Bisher stand das vom verblichenen deutschen Entwicklungsstudio Ascaron erfundene „Sacred“ für komplexe und wunderbar nerdige Rollenspiel-Action. Wo „Das Schwarze Auge“ die deutsche Antwort auf „Dungeons & Dragons“ ist, da war „Sacred“ die auf „Diablo“. Leider hat Publisher Deep Silver jetzt versucht, die von deutschen Genre-Fans geliebte Marke fit zu machen für den internationalen Markt – mit dem Ergebnis, dass „Sacred“ jetzt weder den Ansprüchen der Fans noch denen neuer Kunden gerecht wird. Denn „Sacred 3“, das ist diesmal kein Action-RPG mehr, sondern ein unausgegorenes Koop-Kampfspiel – ein „Golden Axe“ mit einem Hauch von Rollenspiel.

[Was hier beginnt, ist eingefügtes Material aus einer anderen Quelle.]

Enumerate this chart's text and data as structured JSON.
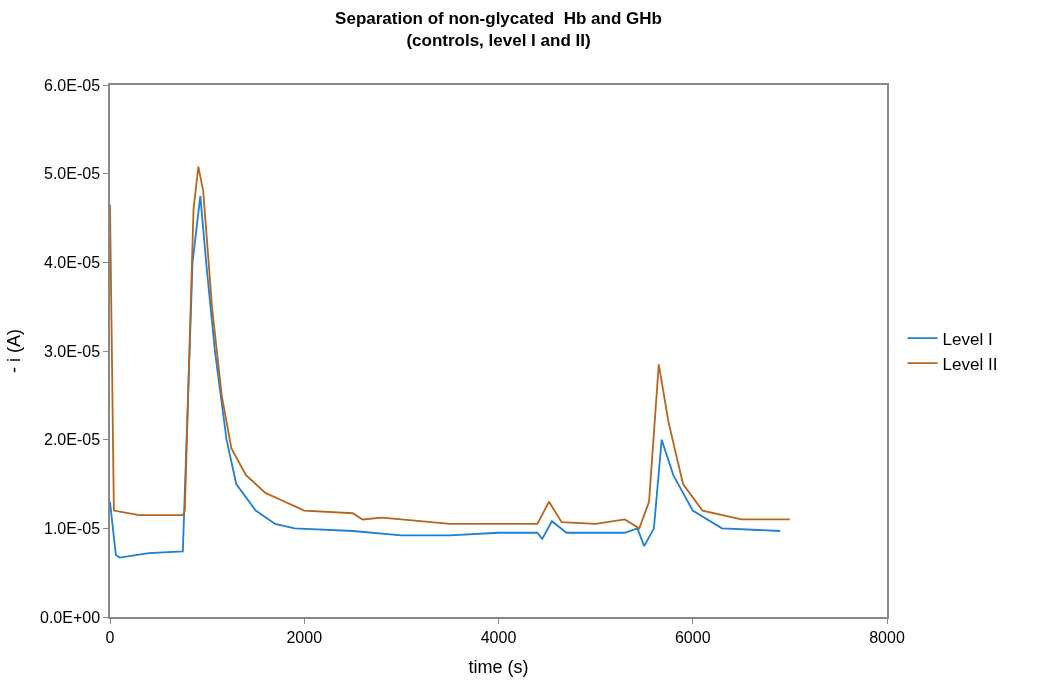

Während man der belanglos zusammen-geflickschusterten Geschichte des Fantasy-Reichs zwischen den einzelnen Levels lauscht (oder besser: man sie so schnel wie möglich wegklickt), wird im Spiel selber entweder alleine oder zusammen mit einem Online-Freund gekeilt, gehackt und gezaubert, unnd zwar auf allen Systemen vorzugsweise mit Joypad.

 

Die starke Seite von „Sacred 3“ geht neben all den Verfehlungen leider ein bisschen unter: Eigentlich ist das vom Frankfurter Entwickler Keen Games gebastelte Möchtegern-Action-RPG ein kompetenter und obendrein äußerst hübscher Brawler, der mit reichlich Extra-Attacken und prachtvollen 3D-Sets aufwartet. Mit der geflügelten Seraphin-Kämpferin Luftwellen durch die feindlichen Reihen schicken, kreischende Goblins als Khukuri-Bogenschütze mit Pfeilen spicken oder in Gestalt eines muskelbepackten Rasta-Safiris die Streitaxt kreisen lassen: Das macht auch alleine Spaß, doch Level-Design und Balancing sind ganz klar auf Koop-Gemetzel ausgelegt. Wer das Scharmützel trotzdem lieber alleine erlebt, der sollte sich nur unter dem niedrigsten Schwierigkeitsgrad in die geradlinigen Levels wagen, sonst wird’s ohne Begleiter ganz schön haarig.

 

 

Immer haarig ist dagegen der selten dämliche Humor des Spiels, der wohl das Nerd-Sprech der Vorgänger einfangen soll, am Ende aber nur grottenschlecht ist: Die per Telepathie mit den Charakteren verbundene „Einsatzleiterin“ liefert sich im Hirn der Helden verblödet Zwiegespräche mit Boss-Gegnern oder den Geistwesen, die jeder Spieler zwischen den Leveln mit seiner Figur verlinken darf. Leider sind Verslein wie „Wenn Ihr mein Flaggschiff nicht verteidigt, dann schicke ich Euch ohne Essen ins Bett!“ oder „Jetzt gehe ich erstmal Fischstäbchen essen, aber beim nächsten Mal zeige ich es Euch!“ dermaßen hochnotpeinlich, dass sie die an sich nette Atmosphäre empfindlich stören – zumal unsere „Geistbegleiter“ nur höchst selten die Klappe halten.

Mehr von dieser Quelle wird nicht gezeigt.